# Oxalic Acid Vapor in a TBH.. best method?



## cgybees (Apr 20, 2015)

Please post your 'best advice' on how to use OAV in a TBH?.... any and all comments / suggestions welcome, from 'cheap n' cheerful' to 'rube goldberg special'... in particular I'd appreciate any setups where hardware can largely be interchanged between standard lang setups and TBH without too many issues...what's your experience been? What are the 'wouldn't do that again' things you've run into?


----------



## dudelt (Mar 18, 2013)

I used the vaporization last year with excellent results. In my hives I built an opening exactly the size of a boardman feeder at the bottom of the front of the hive. When not feeding, I put a 4 inch 1x1 to block the hole. The entrance for the bees is on the same end but at the top of the hive. I put the vaporizer in the hole and let it do its thing. It worked perfectly.


----------



## mgstei1 (Jan 11, 2014)

I cut the handle down on my OAV to about 6-8" and on the only two I've ever done is remove the top cover, tilt the bottom of the divider board which is solid wood, back towards the back of the hive and slid the OAV in and dropped a rag down in the remaining opening. 
Girls never knew I was there.


----------



## cgybees (Apr 20, 2015)

mgstei1 said:


> I cut the handle down on my OAV to about 6-8" and on the only two I've ever done is remove the top cover, tilt the bottom of the divider board which is solid wood, back towards the back of the hive and slid the OAV in and dropped a rag down in the remaining opening.
> Girls never knew I was there.


Did you have honey bars in the hive at the time?
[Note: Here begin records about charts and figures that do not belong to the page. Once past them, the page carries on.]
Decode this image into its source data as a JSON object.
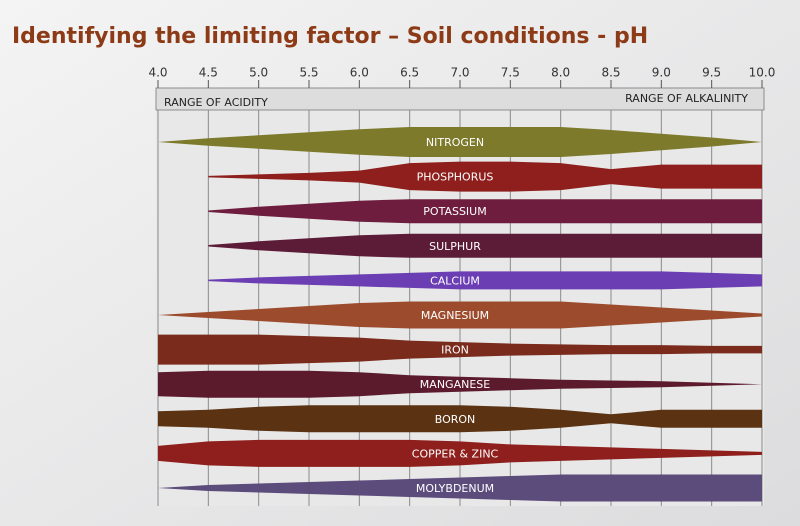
{
  "chart_data": {
    "type": "band",
    "title": "Identifying the limiting factor – Soil conditions - pH",
    "left_label": "RANGE OF ACIDITY",
    "right_label": "RANGE OF ALKALINITY",
    "x": [
      4,
      4.5,
      5,
      5.5,
      6,
      6.5,
      7,
      7.5,
      8,
      8.5,
      9,
      9.5,
      10
    ],
    "xlim": [
      4,
      10
    ],
    "xticks": [
      {
        "value": 4,
        "label": "4.0"
      },
      4.5,
      {
        "value": 5,
        "label": "5.0"
      },
      5.5,
      {
        "value": 6,
        "label": "6.0"
      },
      6.5,
      {
        "value": 7,
        "label": "7.0"
      },
      7.5,
      {
        "value": 8,
        "label": "8.0"
      },
      8.5,
      {
        "value": 9,
        "label": "9.0"
      },
      9.5,
      {
        "value": 10,
        "label": "10.0"
      }
    ],
    "grid": true,
    "series": [
      {
        "name": "NITROGEN",
        "color": "#7d7a2c",
        "values": [
          0,
          0.25,
          0.45,
          0.65,
          0.85,
          1,
          1,
          1,
          1,
          0.8,
          0.55,
          0.3,
          0
        ]
      },
      {
        "name": "PHOSPHORUS",
        "color": "#8e1f1c",
        "values": [
          null,
          0.05,
          0.15,
          0.25,
          0.4,
          0.9,
          1,
          1,
          0.9,
          0.5,
          0.8,
          0.8,
          0.8
        ]
      },
      {
        "name": "POTASSIUM",
        "color": "#6e1d3e",
        "values": [
          null,
          0.05,
          0.3,
          0.5,
          0.7,
          0.8,
          0.8,
          0.8,
          0.8,
          0.8,
          0.8,
          0.8,
          0.8
        ]
      },
      {
        "name": "SULPHUR",
        "color": "#5c1c38",
        "values": [
          null,
          0.05,
          0.3,
          0.5,
          0.7,
          0.8,
          0.8,
          0.8,
          0.8,
          0.8,
          0.8,
          0.8,
          0.8
        ]
      },
      {
        "name": "CALCIUM",
        "color": "#6b3fb3",
        "values": [
          null,
          0.05,
          0.2,
          0.3,
          0.4,
          0.5,
          0.6,
          0.6,
          0.6,
          0.6,
          0.6,
          0.5,
          0.4
        ]
      },
      {
        "name": "MAGNESIUM",
        "color": "#9c4c2c",
        "values": [
          0,
          0.2,
          0.4,
          0.6,
          0.8,
          0.9,
          0.9,
          0.9,
          0.9,
          0.7,
          0.5,
          0.3,
          0.1
        ]
      },
      {
        "name": "IRON",
        "color": "#7a2b1c",
        "values": [
          1,
          1,
          1,
          0.9,
          0.8,
          0.6,
          0.5,
          0.4,
          0.35,
          0.3,
          0.3,
          0.25,
          0.25
        ]
      },
      {
        "name": "MANGANESE",
        "color": "#5c1b2c",
        "values": [
          0.8,
          0.9,
          0.9,
          0.9,
          0.8,
          0.6,
          0.5,
          0.4,
          0.3,
          0.25,
          0.2,
          0.1,
          0
        ]
      },
      {
        "name": "BORON",
        "color": "#5b3212",
        "values": [
          0.5,
          0.6,
          0.8,
          0.9,
          0.9,
          0.9,
          0.9,
          0.8,
          0.6,
          0.3,
          0.6,
          0.6,
          0.6
        ]
      },
      {
        "name": "COPPER & ZINC",
        "color": "#8e1f1c",
        "values": [
          0.5,
          0.8,
          0.9,
          0.9,
          0.9,
          0.9,
          0.8,
          0.6,
          0.5,
          0.4,
          0.3,
          0.2,
          0.1
        ]
      },
      {
        "name": "MOLYBDENUM",
        "color": "#5c4c7c",
        "values": [
          0,
          0.2,
          0.3,
          0.4,
          0.5,
          0.6,
          0.7,
          0.8,
          0.9,
          0.9,
          0.9,
          0.9,
          0.9
        ]
      }
    ]
  }
}
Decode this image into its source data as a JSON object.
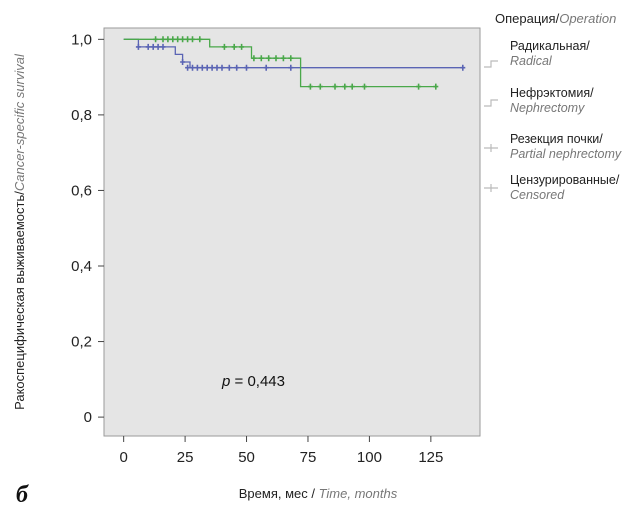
{
  "chart_data": {
    "type": "line",
    "title": "",
    "xlabel": "Время, мес / ",
    "xlabel_en": "Time, months",
    "ylabel": "Ракоспецифическая выживаемость/",
    "ylabel_en": "Cancer-specific survival",
    "xlim": [
      -8,
      145
    ],
    "ylim": [
      -0.05,
      1.03
    ],
    "xticks": [
      "0",
      "25",
      "50",
      "75",
      "100",
      "125"
    ],
    "yticks": [
      "0",
      "0,2",
      "0,4",
      "0,6",
      "0,8",
      "1,0"
    ],
    "grid": false,
    "plot_background": "#e5e5e5",
    "legend": {
      "placement": "right",
      "title": "Операция/",
      "title_en": "Operation",
      "entries": [
        {
          "label": "Радикальная/",
          "label_en": "Radical",
          "color": "#bbbbbb",
          "symbol": "step"
        },
        {
          "label": "Нефрэктомия/",
          "label_en": "Nephrectomy",
          "color": "#bbbbbb",
          "symbol": "step"
        },
        {
          "label": "Резекция почки/",
          "label_en": "Partial nephrectomy",
          "color": "#bbbbbb",
          "symbol": "plus"
        },
        {
          "label": "Цензурированные/",
          "label_en": "Censored",
          "color": "#bbbbbb",
          "symbol": "plus"
        }
      ]
    },
    "series": [
      {
        "color": "#5a64b4",
        "steps": [
          [
            0,
            1.0
          ],
          [
            6,
            0.98
          ],
          [
            20,
            0.98
          ],
          [
            21,
            0.96
          ],
          [
            24,
            0.94
          ],
          [
            27,
            0.925
          ],
          [
            138,
            0.925
          ]
        ],
        "censored": [
          [
            6,
            0.98
          ],
          [
            10,
            0.98
          ],
          [
            12,
            0.98
          ],
          [
            14,
            0.98
          ],
          [
            16,
            0.98
          ],
          [
            24,
            0.94
          ],
          [
            26,
            0.925
          ],
          [
            28,
            0.925
          ],
          [
            30,
            0.925
          ],
          [
            32,
            0.925
          ],
          [
            34,
            0.925
          ],
          [
            36,
            0.925
          ],
          [
            38,
            0.925
          ],
          [
            40,
            0.925
          ],
          [
            43,
            0.925
          ],
          [
            46,
            0.925
          ],
          [
            50,
            0.925
          ],
          [
            58,
            0.925
          ],
          [
            68,
            0.925
          ],
          [
            138,
            0.925
          ]
        ]
      },
      {
        "color": "#4aa84a",
        "steps": [
          [
            0,
            1.0
          ],
          [
            34,
            1.0
          ],
          [
            35,
            0.98
          ],
          [
            51,
            0.98
          ],
          [
            52,
            0.95
          ],
          [
            71,
            0.95
          ],
          [
            72,
            0.875
          ],
          [
            127,
            0.875
          ]
        ],
        "censored": [
          [
            13,
            1.0
          ],
          [
            16,
            1.0
          ],
          [
            18,
            1.0
          ],
          [
            20,
            1.0
          ],
          [
            22,
            1.0
          ],
          [
            24,
            1.0
          ],
          [
            26,
            1.0
          ],
          [
            28,
            1.0
          ],
          [
            31,
            1.0
          ],
          [
            41,
            0.98
          ],
          [
            45,
            0.98
          ],
          [
            48,
            0.98
          ],
          [
            53,
            0.95
          ],
          [
            56,
            0.95
          ],
          [
            59,
            0.95
          ],
          [
            62,
            0.95
          ],
          [
            65,
            0.95
          ],
          [
            68,
            0.95
          ],
          [
            76,
            0.875
          ],
          [
            80,
            0.875
          ],
          [
            86,
            0.875
          ],
          [
            90,
            0.875
          ],
          [
            93,
            0.875
          ],
          [
            98,
            0.875
          ],
          [
            120,
            0.875
          ],
          [
            127,
            0.875
          ]
        ]
      }
    ],
    "annotations": [
      {
        "text_prefix": "p",
        "text": " = 0,443",
        "x": 49,
        "y": 0.095
      }
    ],
    "panel_label": "б"
  }
}
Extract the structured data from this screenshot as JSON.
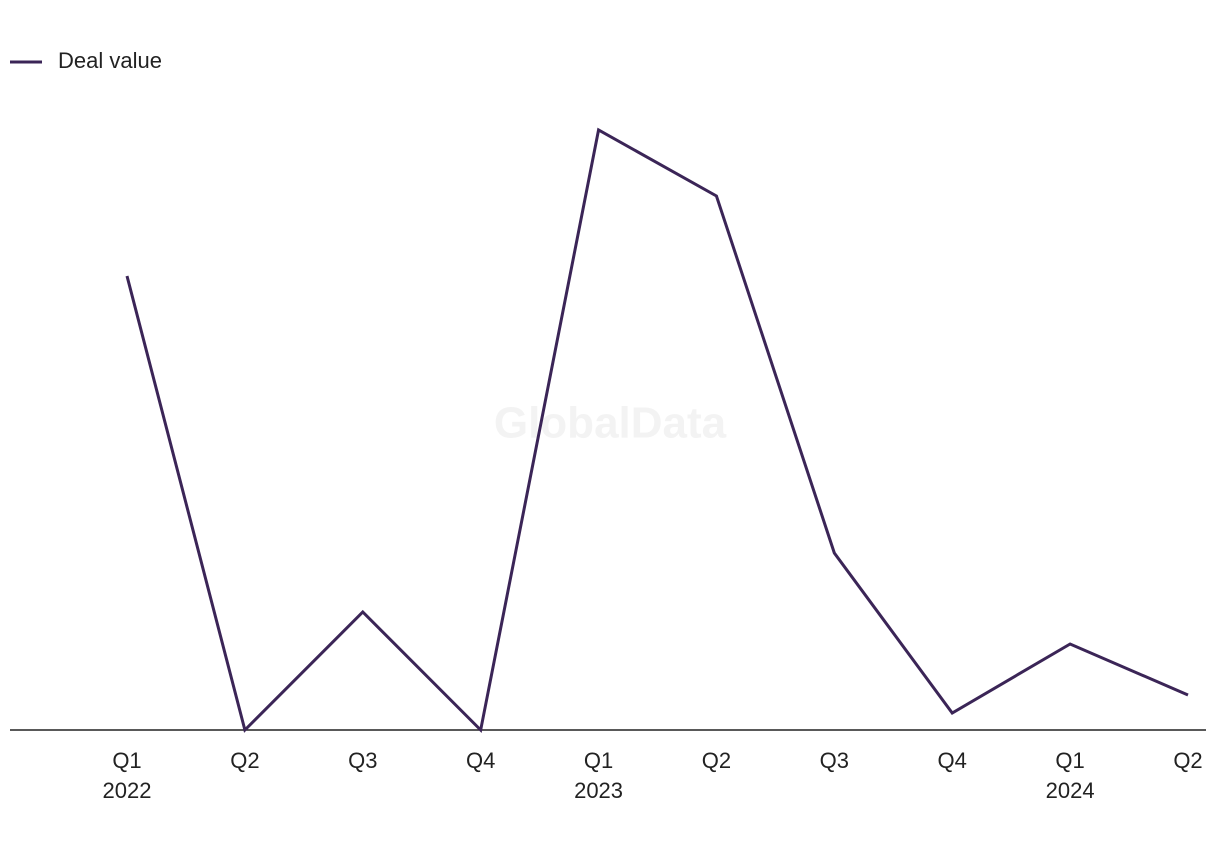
{
  "chart_data": {
    "type": "line",
    "watermark": "GlobalData",
    "categories": [
      [
        "Q1",
        "2022"
      ],
      [
        "Q2"
      ],
      [
        "Q3"
      ],
      [
        "Q4"
      ],
      [
        "Q1",
        "2023"
      ],
      [
        "Q2"
      ],
      [
        "Q3"
      ],
      [
        "Q4"
      ],
      [
        "Q1",
        "2024"
      ],
      [
        "Q2"
      ]
    ],
    "series": [
      {
        "name": "Deal value",
        "color": "#3b2557",
        "values": [
          454,
          0,
          118,
          0,
          600,
          534,
          177,
          17,
          86,
          35
        ]
      }
    ],
    "ylim": [
      0,
      620
    ]
  }
}
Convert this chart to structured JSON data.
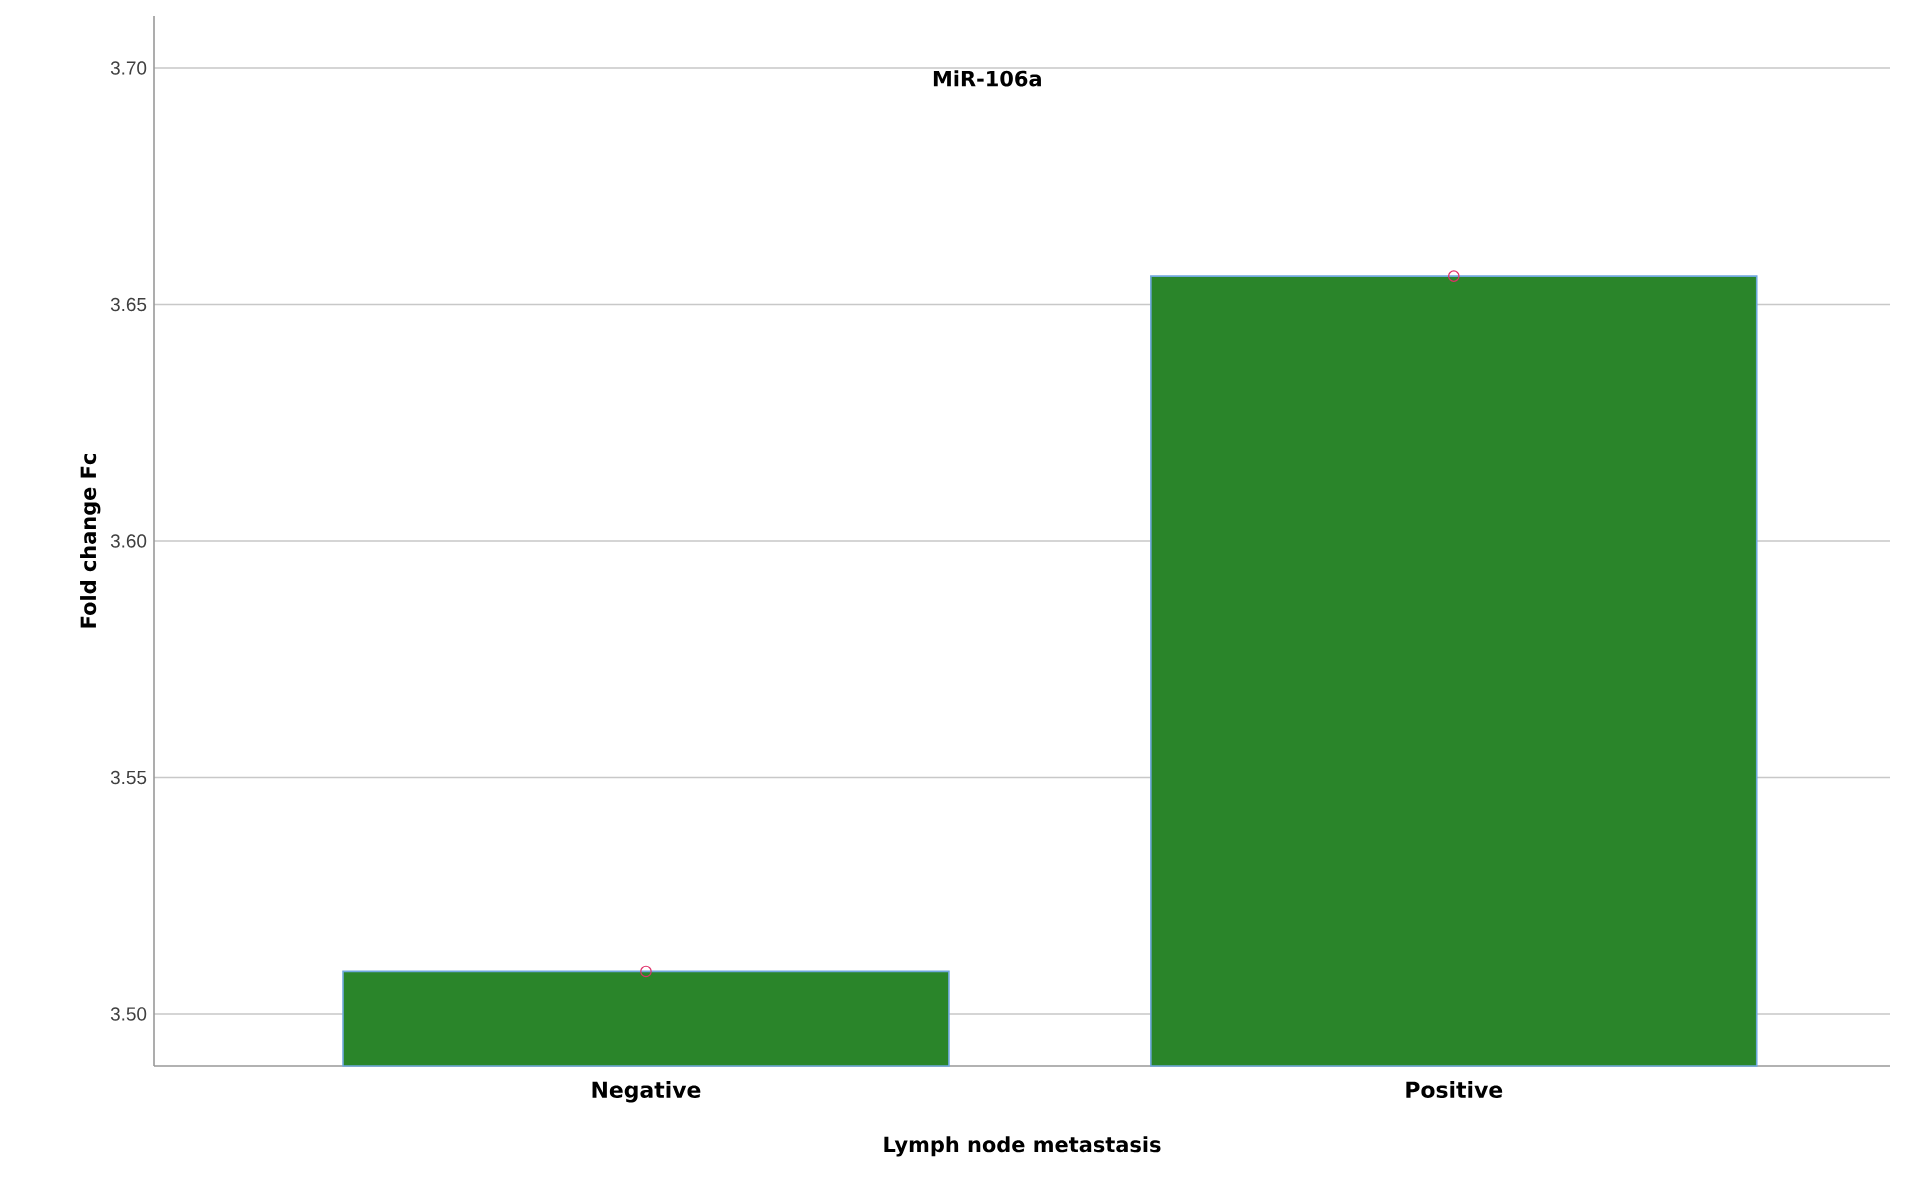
{
  "chart_data": {
    "type": "bar",
    "title": "MiR-106a",
    "xlabel": "Lymph node metastasis",
    "ylabel": "Fold change Fc",
    "categories": [
      "Negative",
      "Positive"
    ],
    "series": [
      {
        "color": "#2a852a",
        "values": [
          3.509,
          3.656
        ]
      },
      {
        "type": "scatter",
        "color": "#e0306a",
        "marker": "circle",
        "x": [
          "Negative",
          "Positive"
        ],
        "values": [
          3.509,
          3.656
        ]
      }
    ],
    "ylim": [
      3.489,
      3.711
    ],
    "yticks": [
      {
        "value": 3.5,
        "label": "3.50"
      },
      {
        "value": 3.55,
        "label": "3.55"
      },
      {
        "value": 3.6,
        "label": "3.60"
      },
      {
        "value": 3.65,
        "label": "3.65"
      },
      {
        "value": 3.7,
        "label": "3.70"
      }
    ],
    "grid": "y"
  }
}
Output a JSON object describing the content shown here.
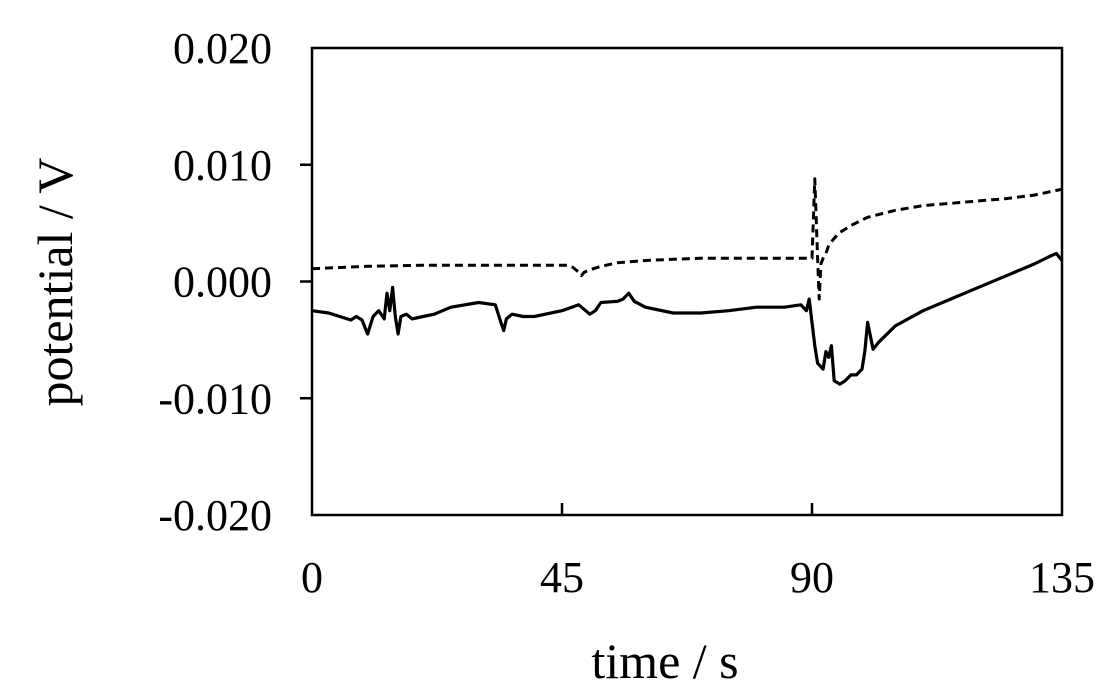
{
  "chart_data": {
    "type": "line",
    "title": "",
    "xlabel": "time / s",
    "ylabel": "potential / V",
    "xlim": [
      0,
      135
    ],
    "ylim": [
      -0.02,
      0.02
    ],
    "xticks": [
      0,
      45,
      90,
      135
    ],
    "xtick_labels": [
      "0",
      "45",
      "90",
      "135"
    ],
    "yticks": [
      0.02,
      0.01,
      0.0,
      -0.01,
      -0.02
    ],
    "ytick_labels": [
      "0.020",
      "0.010",
      "0.000",
      "-0.010",
      "-0.020"
    ],
    "grid": false,
    "legend": "none",
    "series": [
      {
        "style": "dashed",
        "color": "#000000",
        "x": [
          0,
          10,
          20,
          30,
          40,
          46,
          47,
          48,
          48.5,
          49,
          50,
          52,
          55,
          60,
          65,
          70,
          80,
          89,
          90,
          90.5,
          91,
          91.3,
          91.6,
          92,
          92.5,
          93,
          94,
          95,
          97,
          100,
          105,
          110,
          115,
          120,
          125,
          130,
          134,
          135
        ],
        "y": [
          0.0011,
          0.0013,
          0.0014,
          0.0014,
          0.0014,
          0.0014,
          0.0012,
          0.0008,
          0.0005,
          0.0008,
          0.001,
          0.0013,
          0.0016,
          0.0018,
          0.0019,
          0.002,
          0.002,
          0.002,
          0.002,
          0.0088,
          0.002,
          -0.0015,
          0.0015,
          0.002,
          0.0024,
          0.0031,
          0.0037,
          0.0042,
          0.0048,
          0.0055,
          0.0061,
          0.0065,
          0.0067,
          0.0069,
          0.0071,
          0.0074,
          0.0078,
          0.0079
        ]
      },
      {
        "style": "solid",
        "color": "#000000",
        "x": [
          0,
          3,
          5,
          7,
          8,
          9,
          10,
          11,
          12,
          13,
          13.5,
          14,
          14.5,
          15,
          15.5,
          16,
          17,
          18,
          20,
          22,
          25,
          30,
          33,
          34,
          34.5,
          35,
          36,
          38,
          40,
          45,
          48,
          50,
          51,
          52,
          55,
          56,
          57,
          58,
          60,
          65,
          70,
          75,
          80,
          85,
          88,
          89,
          89.5,
          90,
          90.5,
          91,
          92,
          92.5,
          93,
          93.5,
          94,
          95,
          96,
          97,
          98,
          99,
          99.5,
          100,
          101,
          102,
          105,
          110,
          115,
          120,
          125,
          130,
          133,
          134,
          135
        ],
        "y": [
          -0.0025,
          -0.0027,
          -0.003,
          -0.0033,
          -0.003,
          -0.0033,
          -0.0045,
          -0.003,
          -0.0025,
          -0.0032,
          -0.001,
          -0.0025,
          -0.0005,
          -0.003,
          -0.0045,
          -0.003,
          -0.0028,
          -0.0032,
          -0.003,
          -0.0028,
          -0.0022,
          -0.0018,
          -0.002,
          -0.0035,
          -0.0042,
          -0.0032,
          -0.0028,
          -0.003,
          -0.003,
          -0.0025,
          -0.002,
          -0.0028,
          -0.0025,
          -0.0018,
          -0.0017,
          -0.0015,
          -0.001,
          -0.0017,
          -0.0022,
          -0.0027,
          -0.0027,
          -0.0025,
          -0.0022,
          -0.0022,
          -0.002,
          -0.0025,
          -0.0015,
          -0.0035,
          -0.0055,
          -0.007,
          -0.0075,
          -0.006,
          -0.0065,
          -0.0055,
          -0.0085,
          -0.0088,
          -0.0085,
          -0.008,
          -0.008,
          -0.0075,
          -0.006,
          -0.0035,
          -0.0058,
          -0.0052,
          -0.0038,
          -0.0025,
          -0.0015,
          -0.0005,
          0.0005,
          0.0015,
          0.0022,
          0.0024,
          0.0018
        ]
      }
    ]
  }
}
What time of year did you do the treatment? Did you worry at all about residue in the honey? A number of places reccommend not treating with OAV with honey supers on a lang, however that's a bit different than a TBH.


----------



## NSBee (Dec 20, 2014)

I am a 1st year beek so i don't know but have been looking for answers myself .
i watched a video on youtube of a guy treating with oav using a home made vaporizer he had made from copper plumbing pipe with a closed off end . he put the powder in the pipe and heated it with a blow torch with the open end in the hive entrance ,
I would think this method would work well for TBH or long lang hives which is what i have .


----------



## cgybees (Apr 20, 2015)

NSBee said:


> I am a 1st year beek so i don't know but have been looking for answers myself .
> i watched a video on youtube of a guy treating with oav using a home made vaporizer he had made from copper plumbing pipe with a closed off end . he put the powder in the pipe and heated it with a blow torch with the open end in the hive entrance ,
> I would think this method would work well for TBH or long lang hives which is what i have .


I've looked at a few people's comments on the copper pipe method... seems like you run a risk of overheating, etc..but here's a link to what you're describing.

http://www.beesource.com/forums/showthread.php?303256-DIY-Oxalic-acid-treatment-viewed-through-a-TBH-window

Michael Bush has this to say: 
Question: How do you treat for Varroa in a top bar hive?
Answer: I don't. I depend on the smaller natural cell size. But you could put a hole in and use oxalic acid vapor or you could drizzle oxalic acid or you could use powdered sugar. 
http://www.bushfarms.com/beestopbarhives.htm

(as a side note, powdered sugar doesn't seem effective - relevant link: http://scientificbeekeeping.com/powdered-sugar-dusting-sweet-and-safe-but-does-it-really-work-part-1/)

A good discussion on another forum: http://www.biobees.com/forum/viewtopic.php?p=107014

Having said that, other than the pipe, or fitting a standard vaporizer into the hive by some method, I haven't found any other options.


----------



## Ketuel (May 1, 2015)

Where did you get the Oxalic Acid? If I buy at at a hardware store, would it be called another name?
Thanks,
Ketuel


----------



## dudelt (Mar 18, 2013)

It is called Savogran (the brand name) wood bleach


----------